Fig. 6: Physical Layout of the 64-bit Urdhva Tiryakbhayam Multiplier

**V. CONCLUSION AND FUTURE WORK**

This paper presented the design and VLSI implementation of a 64-bit multiplier based on the Urdhva Tiryakbhayam Sutra of Vedic Mathematics. The proposed architecture exploits the inherent parallelism of the UT algorithm to achieve high-speed multiplication while maintaining efficient power consumption and area utilization. A hierarchical and modular design approach was adopted to enhance scalability and simplify verification.

The multiplier was modeled using Verilog HDL and verified through extensive functional simulation. Synthesis and physical implementation results demonstrated that the proposed UT-based multiplier outperforms conventional multiplier architectures in terms of propagation delay while maintaining competitive area and power characteristics. The experimental results confirm that the UT algorithm is well suited for large- bit-width arithmetic operations in modern VLSI systems.

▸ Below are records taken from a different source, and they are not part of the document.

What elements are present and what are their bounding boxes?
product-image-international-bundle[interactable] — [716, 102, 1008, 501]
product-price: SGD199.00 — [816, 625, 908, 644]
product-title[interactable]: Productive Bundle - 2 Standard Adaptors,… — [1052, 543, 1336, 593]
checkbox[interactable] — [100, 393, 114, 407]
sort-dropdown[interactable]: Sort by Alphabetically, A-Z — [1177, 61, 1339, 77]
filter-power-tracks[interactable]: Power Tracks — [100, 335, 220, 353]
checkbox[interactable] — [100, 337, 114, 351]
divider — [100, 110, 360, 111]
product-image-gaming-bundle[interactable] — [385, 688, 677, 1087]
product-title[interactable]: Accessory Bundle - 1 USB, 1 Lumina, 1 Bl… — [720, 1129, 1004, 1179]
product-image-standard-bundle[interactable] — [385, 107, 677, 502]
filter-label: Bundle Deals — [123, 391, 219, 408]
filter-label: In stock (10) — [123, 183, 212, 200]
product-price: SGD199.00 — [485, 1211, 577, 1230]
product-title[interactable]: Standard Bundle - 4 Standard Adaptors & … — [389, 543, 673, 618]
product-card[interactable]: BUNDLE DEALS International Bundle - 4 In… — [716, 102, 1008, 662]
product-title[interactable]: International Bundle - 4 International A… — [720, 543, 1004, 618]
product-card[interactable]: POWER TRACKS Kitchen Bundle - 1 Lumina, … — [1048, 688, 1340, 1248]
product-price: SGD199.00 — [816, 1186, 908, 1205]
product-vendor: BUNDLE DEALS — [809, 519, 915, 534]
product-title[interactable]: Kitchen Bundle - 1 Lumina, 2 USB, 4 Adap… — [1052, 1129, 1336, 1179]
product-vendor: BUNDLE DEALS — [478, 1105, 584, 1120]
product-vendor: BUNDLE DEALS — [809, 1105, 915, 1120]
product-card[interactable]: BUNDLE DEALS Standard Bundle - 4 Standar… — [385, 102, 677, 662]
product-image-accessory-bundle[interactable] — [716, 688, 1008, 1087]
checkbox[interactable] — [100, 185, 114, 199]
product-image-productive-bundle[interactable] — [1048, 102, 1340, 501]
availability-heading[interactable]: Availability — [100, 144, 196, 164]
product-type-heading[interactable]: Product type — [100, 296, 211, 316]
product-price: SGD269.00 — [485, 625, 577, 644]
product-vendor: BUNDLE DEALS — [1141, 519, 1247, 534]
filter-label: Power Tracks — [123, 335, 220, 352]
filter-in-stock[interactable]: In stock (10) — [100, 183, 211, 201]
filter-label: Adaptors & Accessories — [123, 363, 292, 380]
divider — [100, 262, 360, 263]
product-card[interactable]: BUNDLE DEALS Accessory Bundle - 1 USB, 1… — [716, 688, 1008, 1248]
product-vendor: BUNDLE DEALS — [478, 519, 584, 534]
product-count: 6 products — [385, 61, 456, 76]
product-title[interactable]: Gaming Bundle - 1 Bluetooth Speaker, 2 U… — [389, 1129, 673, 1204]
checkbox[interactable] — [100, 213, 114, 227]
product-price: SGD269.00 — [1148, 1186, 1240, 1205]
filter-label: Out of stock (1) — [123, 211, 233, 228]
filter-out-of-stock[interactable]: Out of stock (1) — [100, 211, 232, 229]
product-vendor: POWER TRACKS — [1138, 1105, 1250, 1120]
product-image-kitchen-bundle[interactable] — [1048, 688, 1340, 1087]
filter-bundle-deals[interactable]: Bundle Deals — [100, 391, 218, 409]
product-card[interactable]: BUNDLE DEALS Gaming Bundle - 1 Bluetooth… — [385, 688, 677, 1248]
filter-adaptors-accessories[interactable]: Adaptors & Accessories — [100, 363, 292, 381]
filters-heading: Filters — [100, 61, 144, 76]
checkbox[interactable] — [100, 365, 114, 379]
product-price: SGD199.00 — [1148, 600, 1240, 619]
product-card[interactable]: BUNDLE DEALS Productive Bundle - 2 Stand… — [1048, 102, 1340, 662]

The successful integration of ancient mathematical principles with contemporary VLSI design methodologies highlights the practical viability of Vedic Mathematics-based arithmetic circuits. Future work may focus on further optimization techniques such as pipelining, clock gating, and power-aware design strategies, as well as extending the architecture for FPGA and ASIC-based implementations.

**REFERENCES**

- [1]. More, T.V. and Panat, A.R., FPGA Implementation of FFT Processor Using Vedic Algorithm. In 2013 IEEE International Conference on Computational Intelligence and Computing Research (pp. 1-5). IEEE, December 2013.
- [2]. V. Nandhini, "Implementation of Normal Urdhva Tiryakbhayam Multiplier in VLSI," 2017.
- [3]. P. S. Aswale, "Multiplier Design Using Vedic Mathematics," 2017.
- [4]. V. G. Sarashetti, "Signed 32-bit Vedic Multiplier Using Urdhva Tiryakbhayam Sutra," 2021.
- [5]. T. V. More and A. R. Panat, "FPGA Implementation of FFT Processor Using Vedic Algorithm," IEEE, 2013.
- [6]. Anjana, R., Abishna, B., Harshitha, M.S., Abhishek, E., Ravichandra, V., and Suma, M.S., Implementation of Vedic Multiplier Using Kogge-Stone Adder. In 2014 International Conference on Embedded Systems (ICES), pp. 28-31, IEEE, July 2014.
- [7]. Sangani, H., Modi, T.M., and Bhaaskaran, V.K., Low Power Vedic Multiplier Using Energy Recovery Logic. In 2014 International Conference on Advances in Computing, Communications and Informatics (ICACCI), pp. 640-644, IEEE, September 2014.